Saturday, April 27, 2013

The Hohenzollern Harbinger


One of the best-known ghosts in Germany is connected to the Hohenzollern Family who ruled Prussia for four hundred years. The Hohenzollerns were first electors of the Holy Roman Empire and then later they were emperors. 

The ghost that haunted them was known as the “”White Lady”. Members of the Hohenzollern family saw this ghost for centuries. 

The White Lady was considered a harbinger for when she appeared it was always a warning to the descendants of King Frederick that someone in the family was about to die or some disaster was about to occur.


In the Middle Ages widows of deceased sovereigns and princes always wore white mourning. The Hohenzollern ghost was always seen wearing white. 

This White Lady was described as very beautiful but melancholy in appearance. She was tall, very thin, and walked with a poise befitting her station while alive. All who saw her stated she always carried a bunch of large keys attached to a chatelaine at her waist.

She was first seen in 1619 when three young pages spotted her in one of the castle’s halls. 

One of these pages approached her to ask what she was doing there. She turned and whacked him over the head with her keys. He fell to the ground dead. The other two pages fled. The next day Elector John Sigismund died.

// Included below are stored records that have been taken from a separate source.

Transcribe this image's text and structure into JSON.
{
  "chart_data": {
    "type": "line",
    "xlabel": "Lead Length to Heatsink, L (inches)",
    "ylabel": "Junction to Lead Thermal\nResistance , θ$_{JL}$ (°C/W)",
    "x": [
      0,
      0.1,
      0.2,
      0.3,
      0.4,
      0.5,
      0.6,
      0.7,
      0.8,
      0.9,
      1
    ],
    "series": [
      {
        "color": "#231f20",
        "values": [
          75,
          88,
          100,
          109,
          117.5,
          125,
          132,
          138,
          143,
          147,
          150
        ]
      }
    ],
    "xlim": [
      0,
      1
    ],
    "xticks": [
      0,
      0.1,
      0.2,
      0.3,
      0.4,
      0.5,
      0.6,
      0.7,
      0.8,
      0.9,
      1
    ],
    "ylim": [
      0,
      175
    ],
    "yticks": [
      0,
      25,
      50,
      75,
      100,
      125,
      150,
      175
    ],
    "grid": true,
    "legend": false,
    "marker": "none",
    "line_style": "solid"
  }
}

The one time the White Lady spoke it is said she quoted Latin, “Veni, judica vivos et mortuos” meaning-- come, judge the living and the dead. 

After this appearance in 1628 a young prince of the house died. In 1678 she appeared again. Soon after this Erdmann Phillip fell from his horse and died.

It is said the White Lady never appeared during Frederick the Great’s reign because he did not believe in ghosts. But after his death he appeared to warn a family member about this harbinger.

His nephew Frederick William the Second in 1792 was camped outside Paris with his troops. The night before they were set to attack his uncle’s ghost appeared before him in a wine cellar and cautioned him not to attack. 

“He warned him to call off his troops, or you will see the White Lady.” The nephew heeded his uncles’ advice and left France.

During the Age of Enlightenment this ghost made several more appearances. She again appeared just before the deaths of Frederick William the Third in 1840 and Frederick William the Fourth in 1861. 

One of the last reported sightings of the White Lady was in 1914 just before World War l. She appeared just before the Archduke Franz Ferdinand was assassinated. I wrote about Ferdinand’s cursed and haunted car in another post here.

After the German’s defeat in World War l, Kaiser Wilhelm the Second was the last ruling Hohenzollern-- he abdicated the throne. 

It is stated that once there was no longer a Hohenzollern ruler the White Lady was finally able to find peace. But many state that the White Lady was seen one last time during World War ll in 1945 just before Berlin burned.

There are several legends as to who the White Lady was when she was alive. Each is more tragic than the next. Here are just two. 

One common tale is that she was a young widowed countess who fell madly in love with a Hohenzollern. She came to believe that her children from her first marriage were stopping him from marrying her so she killed them. 

When he found out about what she had done he shunned her and married another at which point she committed suicide. It is stated that then she haunted and cursed the family for centuries.

Yet another story is just as tragic. A young daughter was forced by her father to marry a man she didn't love for political and financial reasons. Her father neglected to pay her dowry. 

The young bride found to her chagrin that her new husband either ignored her or beat her. She begged her father to rescue her but he ignored her pleas. 

He instead blamed her problems on “her not loving her husband enough”. Her brothers finally rescued her and took her home. 

Her husband was related to the Hohenzollern family. So when she died it is stated she haunted the Hohenzollern descendants in order to reek revenge.

The Hohenzollern dynasty is not the only family that was plagued by a harbinger. The royal Hapsburg’s had a raven and a White Lady that were both considered death omens.